Спектакль состоялся, но без меня в качестве руководителя или вдохновителя. Вернувшись из армии, я поспешил во двор, где тысячу лет назад девчонки бросали друг другу огромный пластиковый шар. Согнутый армейскими порядками и буднями в бараний рог, то есть существенно возмужавший, я был полон решимости постучаться в заветную дверь, чтобы вновь утонуть в Наташином взгляде. Но дверь открыла её мама, онемевшая от вида человека в военной форме: "Наташа живет у мужа". Вечером этого же дня мы со встретившими меня друзьями изрядно напились, после чего я очнулся под кустом сирени глубокой ночью – меня теребил милиционер. Через какое-то время подъехал наряд местной войсковой части и меня, демобилизовавшегося из армии, заперли на гауптвахте. Родителей. которых я не видел те же самые тысячу лет, я всё же увидел, спустя сутки, когда нашлись мои документы и когда меня, как "гражданского", наконец освободили из армейского плена. Жизнь казалось пустой и потерявшей весь цвет. Но я был молод и глуп.
По прошествии ещё одной тысячи лет, я обрёл таки своё счастье, углубившись в собственное становление.
Наташа, я здесь. Я – живой.
_______________________________________
*) Если заглянуть в пещеру Занг-Занг на Чаткале, можно побывать в своём прошлом.
Прехорошенькая особа
Как-то раз, когда мне было всего 17, я провожал до дома одну прехорошенькую особу.
Помню точно: то была предновогодняя ночь. Только-только схлынула карусель школьного бала, и по хрустящему снежку, вдыхая морозный воздух, в котором чувствовался аромат корицы, шли мы с этой прехорошенькой особой плечо к плечу и тихонько беседовали.
Моя спутница почему-то грустила, и мне совершенно не понятна была ее грусть. Но я не стремился как-то вторгнуться в ее состояние, ибо, казалось мне, именно грусть придавала тонкому личику моей спутницы виновато-тоскливое очарование.
Когда моя спутница улыбалась(а улыбка получалась такой же виноватой), глаза ее чуточку влажнели, поблескивая, как снег в свете фонарей, и губы раскрывались так наивно и так трогательно, что я в смущении надвигал заиндевевшую шапку на лоб.
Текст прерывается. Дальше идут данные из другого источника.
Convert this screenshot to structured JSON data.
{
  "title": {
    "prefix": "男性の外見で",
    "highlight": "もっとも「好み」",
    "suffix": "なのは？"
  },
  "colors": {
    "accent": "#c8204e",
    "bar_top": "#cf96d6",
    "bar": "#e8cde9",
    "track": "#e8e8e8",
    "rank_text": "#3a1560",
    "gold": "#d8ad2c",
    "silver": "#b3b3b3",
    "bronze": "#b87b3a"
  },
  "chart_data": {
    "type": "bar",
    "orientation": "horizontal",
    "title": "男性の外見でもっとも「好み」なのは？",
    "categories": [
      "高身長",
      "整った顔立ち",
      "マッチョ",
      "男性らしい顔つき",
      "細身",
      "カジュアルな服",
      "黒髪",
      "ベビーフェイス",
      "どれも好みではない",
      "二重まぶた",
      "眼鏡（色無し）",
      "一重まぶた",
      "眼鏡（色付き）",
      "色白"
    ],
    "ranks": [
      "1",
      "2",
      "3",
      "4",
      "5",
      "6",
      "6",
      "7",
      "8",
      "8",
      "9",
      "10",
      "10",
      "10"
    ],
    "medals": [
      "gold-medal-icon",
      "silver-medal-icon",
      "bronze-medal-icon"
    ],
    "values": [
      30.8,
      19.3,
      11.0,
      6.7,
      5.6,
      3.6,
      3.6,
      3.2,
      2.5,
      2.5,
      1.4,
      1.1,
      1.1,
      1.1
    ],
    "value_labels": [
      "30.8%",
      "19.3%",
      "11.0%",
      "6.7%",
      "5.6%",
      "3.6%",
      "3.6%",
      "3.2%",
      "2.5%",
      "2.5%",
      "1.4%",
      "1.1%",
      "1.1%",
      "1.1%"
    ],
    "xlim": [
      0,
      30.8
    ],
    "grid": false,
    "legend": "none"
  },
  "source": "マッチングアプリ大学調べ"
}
Она это замечала и смущалась, что в свою очередь ввергало в смущение и меня. И это заставляло говорить. Хоть что-то, чтобы сгладить возникшую неловкость.
– О чем вздыхает прехорошенькая особа? – спрашивал я.
– Прехорошенькой особе нужно домой, – шутливо отвечала она.
– А что прехорошенькую особу ждет дома?
– Грязная посуда и голодный папа.
– А разве папа не в силах помыть посуду и сделать примитивный ужин?
Вот тут-то она вздыхала довольно тяжело и озабоченно:
– Не может. Он ничего сам не может.
И вновь горестно вздыхала.
– А мама?
– Мама? – голос ее вздрагивал, – а мама умерла… Давно.
Я молча находил ее теплую и маленькую ладошку и крепко-крепко ее сжимал.
Потом она шутила. Отбегала в сторону, подкрадывалась сзади, и, пока я близоруко искал ее, сыпала мне за ворот сухой и колкий снежок.
Однако как бы ни веселилась моя спутница, я продолжал улавливать в ней неподдельную грусть.
Когда же мы, наконец, подошли к ее дому и встали под темный свод подъезда, нам вдруг чертовски не захотелось расставаться. Во всяком случае, она медлила, пускаясь на всякие ухищрения, дабы протянуть время. Мы стояли близко друг к другу и я чувствовал аромат ее волос.
Наконец, я взял ее за локти и шепотом спросил:
– О чем же еще грустит прехорошенькая особа?
Она опустила голову и чуть слышно проговорила:
– Прехорошенькой особе сегодня исполнилось шестнадцать.
И, лукаво улыбнувшись, добавила:
– Но об этом никто не знает, кроме одного человека.
– Как?!– заорал я на весь подъезд. – Тебе исполнилось шестнадцать, а ты молчала?!
– Не кричи, – шепнула она и легонько стукнула меня в грудь, – это мало кого интересует.